The GL-iNet Beryl is a router that supports some outstanding features:

  1. Wi-Fi can be disabled
  2. Supports a WAN port and LAN port for wired-only networking
  3. Supports transparent Tor proxying

The Belkin USB-C to Gigabit Ethernet Adapter or Belkin Ethernet + Power Adapter with Lightning Connector allows you to mitigate all wireless attacks when the iPad is in persistant Airplane Mode.

  1. Connect an ethernet cable to the ethernet adapter.
  2. Connect the ethernet adapter to a new, out-of-box iPad without turning the iPad on.
  3. Power on the iPad for the firs time

Following steps 1-3, upon iPad boot-up, the iPad will not go searching for Wi-Fi access points and will automatically use the wired connection.

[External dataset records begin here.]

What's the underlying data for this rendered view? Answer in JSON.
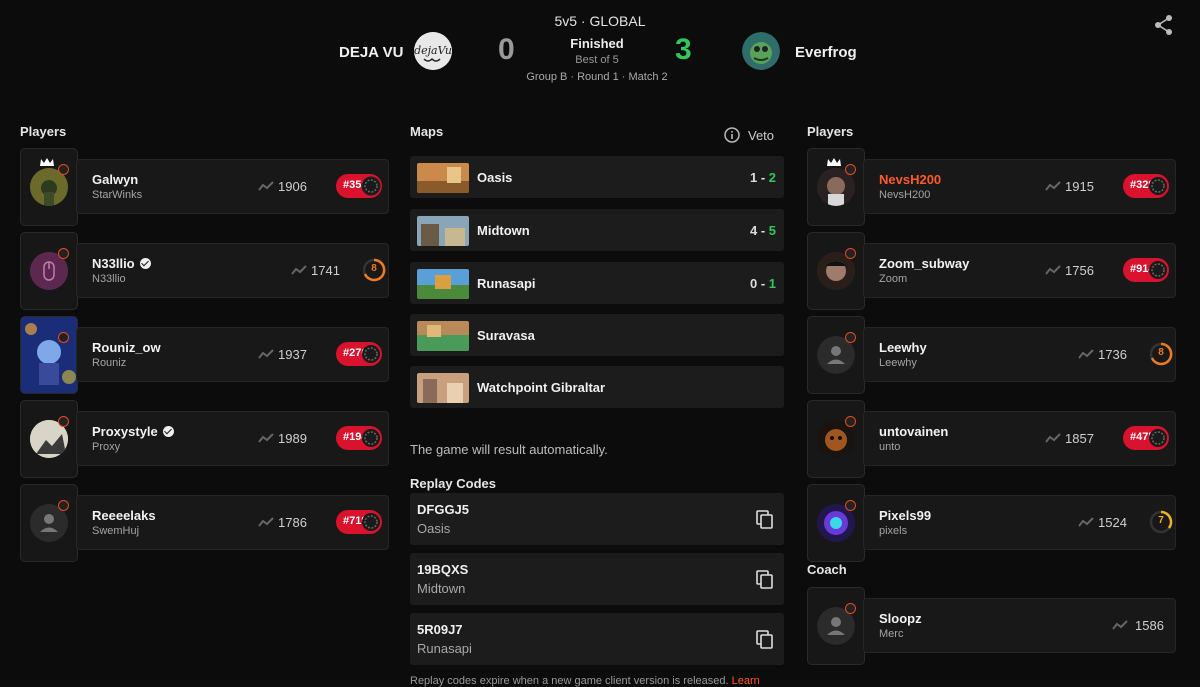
{
  "match": {
    "mode": "5v5 · GLOBAL",
    "status": "Finished",
    "best_of": "Best of 5",
    "stage": "Group B · Round 1 · Match 2",
    "team1": {
      "name": "DEJA VU",
      "score": "0"
    },
    "team2": {
      "name": "Everfrog",
      "score": "3"
    }
  },
  "left": {
    "heading": "Players",
    "players": [
      {
        "name": "Galwyn",
        "sub": "StarWinks",
        "rating": "1906",
        "rank": "#351"
      },
      {
        "name": "N33llio",
        "sub": "N33llio",
        "rating": "1741",
        "level": "8"
      },
      {
        "name": "Rouniz_ow",
        "sub": "Rouniz",
        "rating": "1937",
        "rank": "#276"
      },
      {
        "name": "Proxystyle",
        "sub": "Proxy",
        "rating": "1989",
        "rank": "#194"
      },
      {
        "name": "Reeeelaks",
        "sub": "SwemHuj",
        "rating": "1786",
        "rank": "#719"
      }
    ]
  },
  "maps": {
    "heading": "Maps",
    "veto_label": "Veto",
    "list": [
      {
        "name": "Oasis",
        "s1": "1",
        "s2": "2"
      },
      {
        "name": "Midtown",
        "s1": "4",
        "s2": "5"
      },
      {
        "name": "Runasapi",
        "s1": "0",
        "s2": "1"
      },
      {
        "name": "Suravasa"
      },
      {
        "name": "Watchpoint Gibraltar"
      }
    ],
    "auto_note": "The game will result automatically."
  },
  "replay": {
    "heading": "Replay Codes",
    "codes": [
      {
        "code": "DFGGJ5",
        "map": "Oasis"
      },
      {
        "code": "19BQXS",
        "map": "Midtown"
      },
      {
        "code": "5R09J7",
        "map": "Runasapi"
      }
    ],
    "note": "Replay codes expire when a new game client version is released.",
    "learn": "Learn"
  },
  "right": {
    "heading": "Players",
    "players": [
      {
        "name": "NevsH200",
        "sub": "NevsH200",
        "rating": "1915",
        "rank": "#329"
      },
      {
        "name": "Zoom_subway",
        "sub": "Zoom",
        "rating": "1756",
        "rank": "#914"
      },
      {
        "name": "Leewhy",
        "sub": "Leewhy",
        "rating": "1736",
        "level": "8"
      },
      {
        "name": "untovainen",
        "sub": "unto",
        "rating": "1857",
        "rank": "#475"
      },
      {
        "name": "Pixels99",
        "sub": "pixels",
        "rating": "1524",
        "level": "7"
      }
    ],
    "coach_heading": "Coach",
    "coach": {
      "name": "Sloopz",
      "sub": "Merc",
      "rating": "1586"
    }
  },
  "colors": {
    "win": "#31c75a",
    "rank_badge": "#d9122e",
    "highlight": "#ff5a2a",
    "level_8": "#f07a1e",
    "level_7": "#f0b41e"
  }
}
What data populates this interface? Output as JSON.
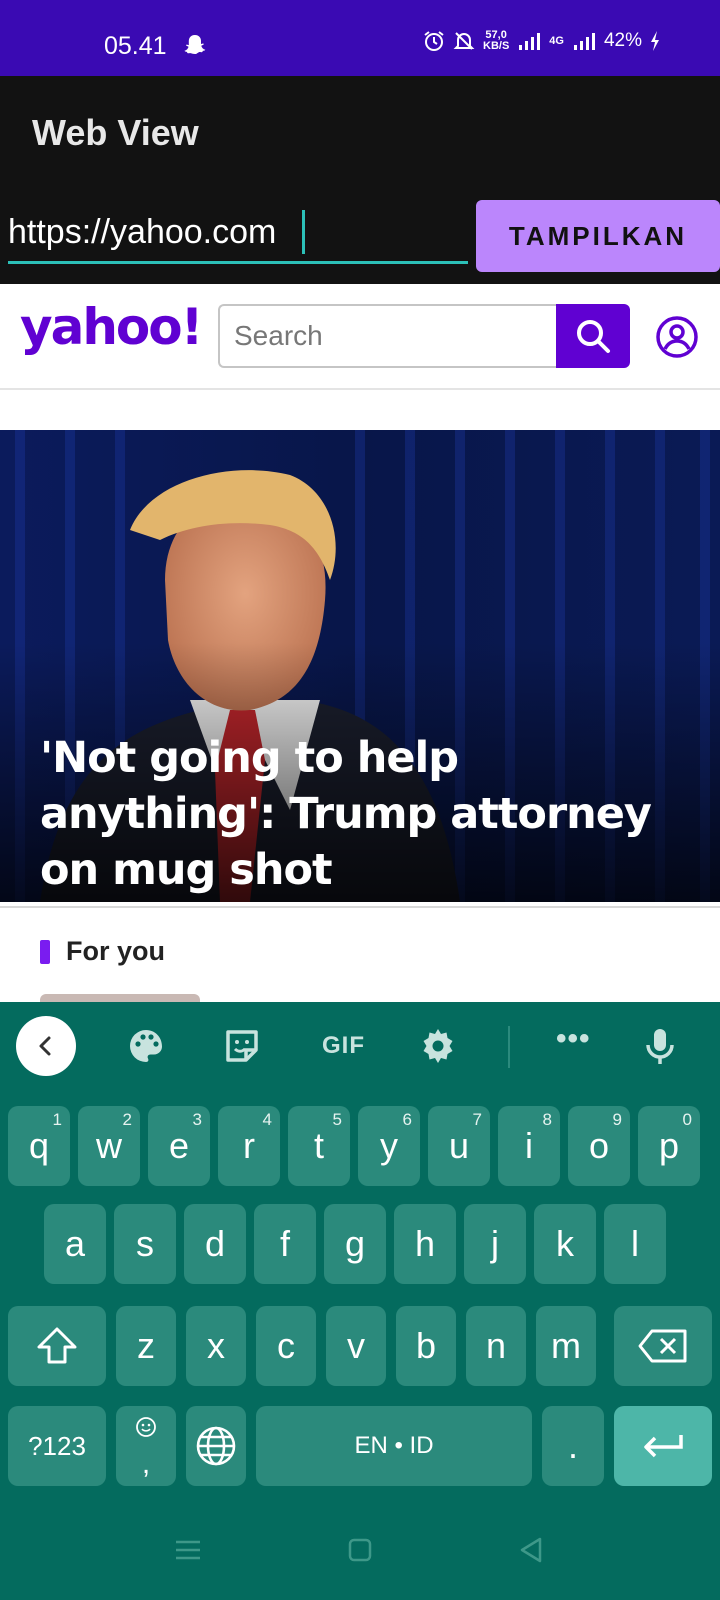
{
  "status_bar": {
    "time": "05.41",
    "net_speed_value": "57,0",
    "net_speed_unit": "KB/S",
    "network_type": "4G",
    "battery": "42%"
  },
  "app": {
    "title": "Web View",
    "url_value": "https://yahoo.com",
    "show_button_label": "TAMPILKAN"
  },
  "webpage": {
    "logo": "yahoo!",
    "search_placeholder": "Search",
    "hero_headline": "'Not going to help anything': Trump attorney on mug shot",
    "section_title": "For you"
  },
  "keyboard": {
    "toolbar": {
      "gif_label": "GIF",
      "more_label": "•••"
    },
    "row1": [
      {
        "key": "q",
        "hint": "1"
      },
      {
        "key": "w",
        "hint": "2"
      },
      {
        "key": "e",
        "hint": "3"
      },
      {
        "key": "r",
        "hint": "4"
      },
      {
        "key": "t",
        "hint": "5"
      },
      {
        "key": "y",
        "hint": "6"
      },
      {
        "key": "u",
        "hint": "7"
      },
      {
        "key": "i",
        "hint": "8"
      },
      {
        "key": "o",
        "hint": "9"
      },
      {
        "key": "p",
        "hint": "0"
      }
    ],
    "row2": [
      "a",
      "s",
      "d",
      "f",
      "g",
      "h",
      "j",
      "k",
      "l"
    ],
    "row3": [
      "z",
      "x",
      "c",
      "v",
      "b",
      "n",
      "m"
    ],
    "symbols_label": "?123",
    "comma_label": ",",
    "space_label": "EN • ID",
    "period_label": "."
  },
  "colors": {
    "status_bar": "#3a0ab3",
    "app_bar": "#121212",
    "accent_teal": "#2cc0b8",
    "button_purple": "#bb86fc",
    "yahoo_purple": "#6001d2",
    "keyboard_bg": "#046b5e",
    "key_bg": "#2b8a7c"
  }
}
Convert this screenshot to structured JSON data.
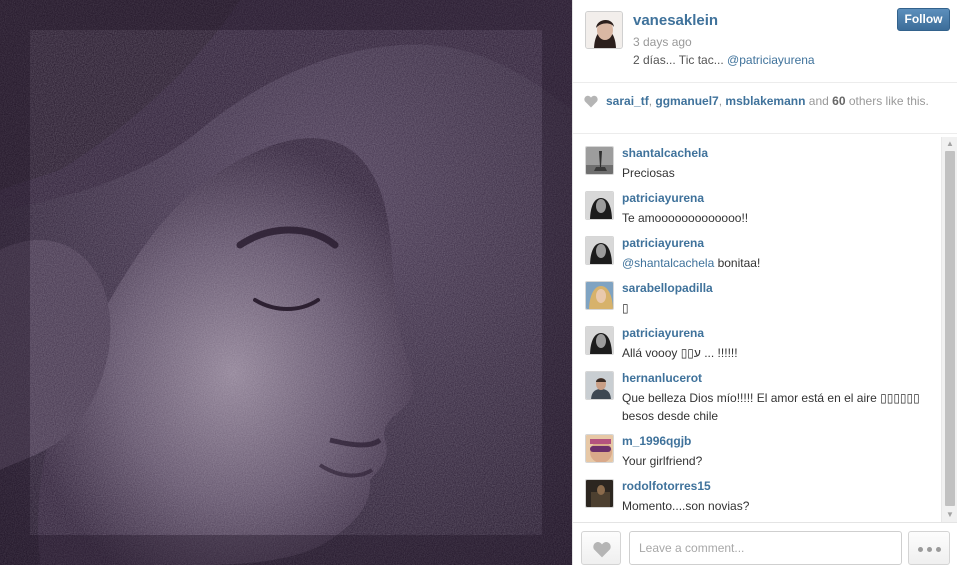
{
  "post": {
    "username": "vanesaklein",
    "time": "3 days ago",
    "caption_text": "2 días... Tic tac... ",
    "caption_mention": "@patriciayurena",
    "follow_label": "Follow"
  },
  "likes": {
    "users": [
      "sarai_tf",
      "ggmanuel7",
      "msblakemann"
    ],
    "sep1": ", ",
    "sep2": ", ",
    "and_text": " and ",
    "count": "60",
    "suffix": " others like this."
  },
  "comments": [
    {
      "user": "shantalcachela",
      "text": "Preciosas",
      "avatar": "gray-figure"
    },
    {
      "user": "patriciayurena",
      "text": "Te amooooooooooooo!!",
      "avatar": "dark-portrait"
    },
    {
      "user": "patriciayurena",
      "mention": "@shantalcachela",
      "text": " bonitaa!",
      "avatar": "dark-portrait"
    },
    {
      "user": "sarabellopadilla",
      "text": "▯",
      "avatar": "blonde-portrait"
    },
    {
      "user": "patriciayurena",
      "text": "Allá voooy ▯▯ע ... !!!!!!",
      "avatar": "dark-portrait"
    },
    {
      "user": "hernanlucerot",
      "text": "Que belleza Dios mío!!!!! El amor está en el aire ▯▯▯▯▯▯ besos desde chile",
      "avatar": "man-portrait"
    },
    {
      "user": "m_1996qgjb",
      "text": "Your girlfriend?",
      "avatar": "sunglasses-portrait"
    },
    {
      "user": "rodolfotorres15",
      "text": "Momento....son novias?",
      "avatar": "man-dark-portrait"
    }
  ],
  "footer": {
    "comment_placeholder": "Leave a comment..."
  },
  "colors": {
    "link": "#3f729b",
    "follow_button": "#4b7eab",
    "photo_tint": "#3a2844"
  }
}
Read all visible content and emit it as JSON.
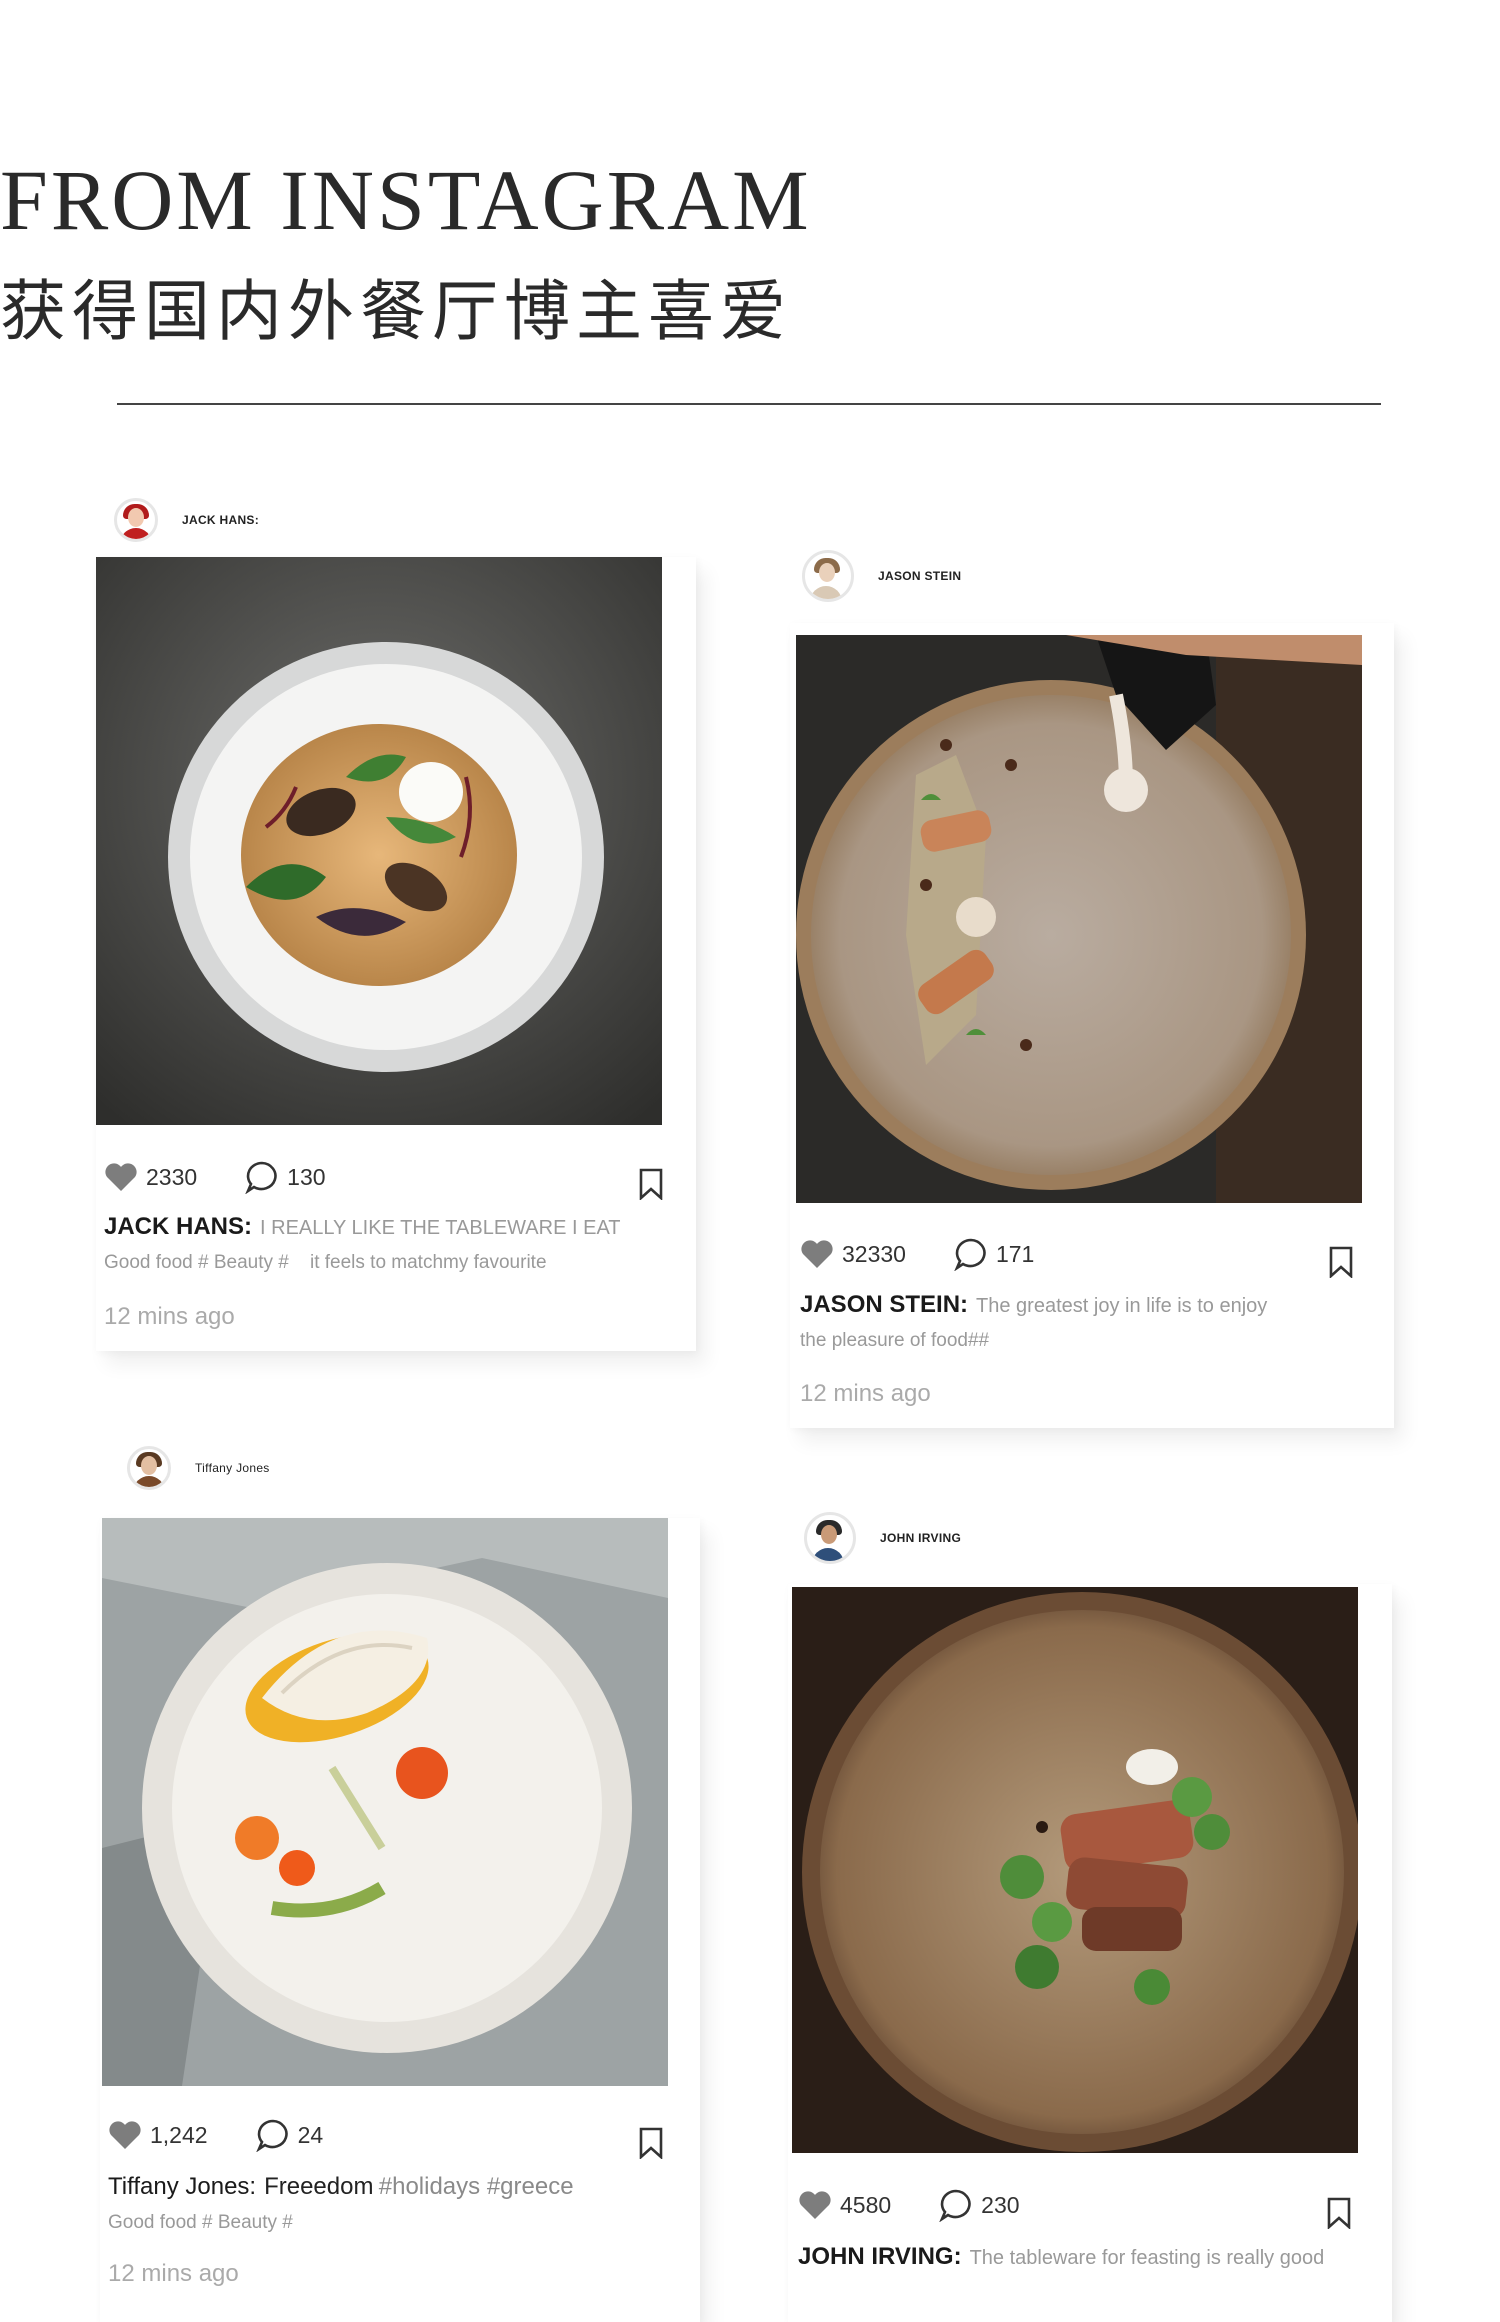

Combine the GL-iNet Beryl with a wired ethernet adapter, and you can then Torify the iPad initialization and all future use, in effect never disclosing your physical location metadata to Apple or Signal.

DEFCON ONE Notes

  1. If you do this, be sure that the wired ethernet connection is always active before, during, and after all iOS updates because of the unfortunate automatic disabling of Airplane Mode after iOS updates.
  2. The Belkin USB-C adapter does not support USB-C charging. You will not be able to leave the iPad with an always-on internet connection, but this is not necessarily a bad thing.
  3. Assure that Airplane Mode is enabled immediately after setting up the iPad for the first time. Assure that Airplane Mode is always enabled. Assure that you never connect to any Wi-Fi access point, ever, so that if Airplane Mode ever becomes disabled accidentally, it will not broadcast any Wi-Fi connect packets.
  4. If you are not worried about physical wireless attacks (attackers who physically stalk you and try to break into your iPad via wireless hacks), then you can use the GL-iNet Beryl as a wireless device while leveraging the transparent Tor proxy.